To this end, there are two major principles to keep in mind regarding this concept. Principle number one, there is an illusion that delegation equals progress. And principle number two, the reality is that delegation without compartmentalization equals chaos. The core issue at play here is that most of the time when dealing with complex work, that work is not being decomposed into the right and appropriate units.
Just like a general contractor must break a home remodel into carpentry, electrical, plumbing, inspection, and finish work, a technical leader must break their software development effort or project into key areas as well. These might include things like data acquisition tasks, data engineering tasks, modeling tasks, application integration, testing and validation, deployment and monitoring. If this type of compartmentalization does not exist,
then a single team might try to be responsible for everything and as a result, you can predict that they will be responsible for nothing. Effectively, if work is not compartmentalized correctly, bottlenecks are not occasional, you are actually building them into the system. You know this is a problem when you hear the teams are constantly waiting on others. Work is piling up behind a single specialist or you hear the phrase, we cannot start on X because we are waiting until Y is finished.
Another symptom that you can watch for is you find yourself in a continuous rework cycle because responsibilities were not clear and no one had ownership of the feature or function being delivered. The real tragedy is that leadership starts to feel that the team is lacking talent when in actually they are lacking structure. In essence, this is not a failure of any one individual. It is a failure on process architecture. I fell into the above trap more often than I can count.
Guy Reams (02:19.05)
As I look back on my career, can contribute this failure to three principal flaws in my reasoning. First, overconfidence in the one team can do it all mentality. Two, misunderstanding the nature and the complexity of the build process. Third, no one was assigned and responsible for workflow design. To use a good analogy, an orchestra needs an orchestrator. If you have everyone assigned to playing music and no one assigned to determine when the music will play, you will just get noise.

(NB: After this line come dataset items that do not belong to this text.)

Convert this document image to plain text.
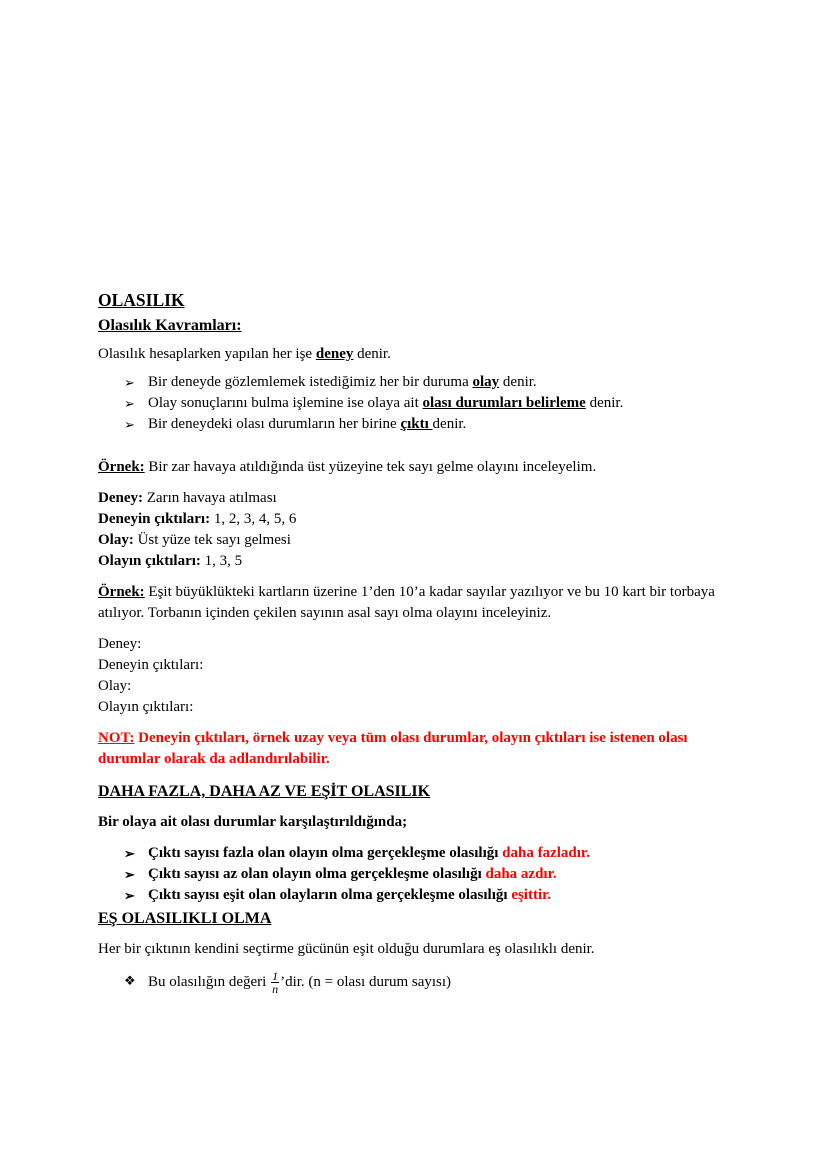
OLASILIK
Olasılık Kavramları:

Olasılık hesaplarken yapılan her işe deney denir.

➢ Bir deneyde gözlemlemek istediğimiz her bir duruma olay denir.
➢ Olay sonuçlarını bulma işlemine ise olaya ait olası durumları belirleme denir.
➢ Bir deneydeki olası durumların her birine çıktı denir.

Örnek: Bir zar havaya atıldığında üst yüzeyine tek sayı gelme olayını inceleyelim.

Deney: Zarın havaya atılması
Deneyin çıktıları: 1, 2, 3, 4, 5, 6
Olay: Üst yüze tek sayı gelmesi
Olayın çıktıları: 1, 3, 5

Örnek: Eşit büyüklükteki kartların üzerine 1’den 10’a kadar sayılar yazılıyor ve bu 10 kart bir torbaya atılıyor. Torbanın içinden çekilen sayının asal sayı olma olayını inceleyiniz.

Deney:
Deneyin çıktıları:
Olay:
Olayın çıktıları:

NOT: Deneyin çıktıları, örnek uzay veya tüm olası durumlar, olayın çıktıları ise istenen olası durumlar olarak da adlandırılabilir.

DAHA FAZLA, DAHA AZ VE EŞİT OLASILIK

Bir olaya ait olası durumlar karşılaştırıldığında;

➢ Çıktı sayısı fazla olan olayın olma gerçekleşme olasılığı daha fazladır.
➢ Çıktı sayısı az olan olayın olma gerçekleşme olasılığı daha azdır.
➢ Çıktı sayısı eşit olan olayların olma gerçekleşme olasılığı eşittir.
EŞ OLASILIKLI OLMA

Her bir çıktının kendini seçtirme gücünün eşit olduğu durumlara eş olasılıklı denir.

❖ Bu olasılığın değeri $\frac{1}{n}$ ’dir. (n = olası durum sayısı)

The same is true in complex software builds. If no one is responsible for how tasks move through the system and everyone is responsible for just doing tasks, then the work will simply not flow. In my experience, there is one root cause to teams drowning in dependencies, work being performed by the wrong people, delivery dates slipping, and leadership frustration. That cause is almost always because no one was performing the orchestration function.
You may have a VP of engineering, you may have a CTO or CIO, you may have a product manager and a hundred other fancy titles, but at the end of it all, the following remains absolutely true. Delegation without compartmentalization creates structural bottlenecks that no amount of talent can overcome.
The tendency is to believe that teams are slow, incompatible, or understaffed. The problem is actually that teams are being asked to build a house without a blueprint, a schedule, or a general contractor. Once you frame this issue this way, leaders understand immediately why their system keeps stalling. This will not fix itself. Someone needs to take ownership of work decomposition, responsibility assignment, workflow sequencing, and cross-team alignment.
If you resolve this, you will suddenly start to see your bottlenecks disappear, progress accelerate, and outcomes becoming predictable.